Treatment of latent infection adds another layer. People identified as carrying dormant TB bacteria can take preventive medication that dramatically lowers their chance of ever developing active disease. This is especially important for people at higher risk of progression, such as those with weakened immune systems. In a person with a healthy immune system, the lifetime risk of progressing from latent infection to active disease is about 10%. Conditions that suppress immune function, like HIV, raise that risk substantially, which is why targeted screening and preventive treatment in high-risk groups remains a cornerstone of TB control.
Why It All Adds Up
No single factor explains why TB isn’t more common. Instead, it’s the cumulative effect of multiple barriers stacking on top of each other. Transmission requires prolonged close contact, so most exposures don’t lead to infection. The immune system contains the bacteria in 9 out of 10 infected people, so most infections don’t lead to disease. The bacterium replicates slowly, giving the body time to respond and limiting how quickly sick individuals become contagious. Sunlight and ventilation reduce environmental persistence. Vaccination blunts the worst outcomes in children. And treatment programs cure most active cases before they can spark long chains of transmission.

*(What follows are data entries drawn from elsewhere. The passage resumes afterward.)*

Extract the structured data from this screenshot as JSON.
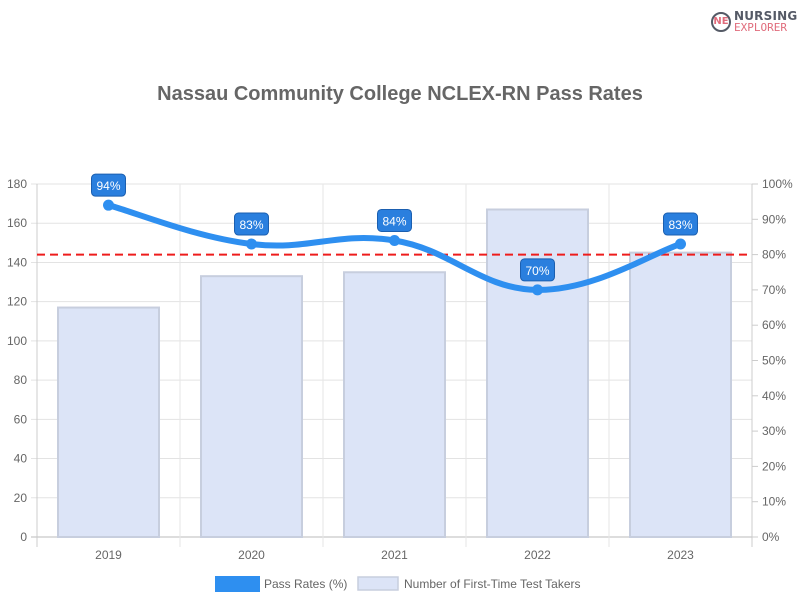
{
  "logo": {
    "line1": "NURSING",
    "line2": "EXPLORER",
    "mark": "NE"
  },
  "chart_data": {
    "type": "bar+line",
    "title": "Nassau Community College NCLEX-RN Pass Rates",
    "categories": [
      "2019",
      "2020",
      "2021",
      "2022",
      "2023"
    ],
    "series": [
      {
        "name": "Pass Rates (%)",
        "type": "line",
        "axis": "right",
        "values": [
          94,
          83,
          84,
          70,
          83
        ],
        "labels": [
          "94%",
          "83%",
          "84%",
          "70%",
          "83%"
        ],
        "color": "#2e8ff0"
      },
      {
        "name": "Number of First-Time Test Takers",
        "type": "bar",
        "axis": "left",
        "values": [
          117,
          133,
          135,
          167,
          145
        ],
        "color": "#dce4f7"
      }
    ],
    "reference_line": {
      "value": 80,
      "axis": "right",
      "color": "#ee1c1c",
      "style": "dashed"
    },
    "left_axis": {
      "ylim": [
        0,
        180
      ],
      "ticks": [
        "0",
        "20",
        "40",
        "60",
        "80",
        "100",
        "120",
        "140",
        "160",
        "180"
      ]
    },
    "right_axis": {
      "ylim": [
        0,
        100
      ],
      "ticks": [
        "0%",
        "10%",
        "20%",
        "30%",
        "40%",
        "50%",
        "60%",
        "70%",
        "80%",
        "90%",
        "100%"
      ]
    },
    "grid": true,
    "legend": "bottom"
  }
}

Each of these filters removes a large fraction of potential cases. Multiply them together and you get the reality we see today: a pathogen that has infected billions of people over human history but produces active disease in a relatively small fraction of them in any given year. TB is common by any reasonable standard, with nearly 11 million new cases and 1.25 million deaths annually. But given how many people carry the bacterium, the question of why it isn’t even more common has a clear answer: biology, immunity, and public health each take a massive bite out of its potential.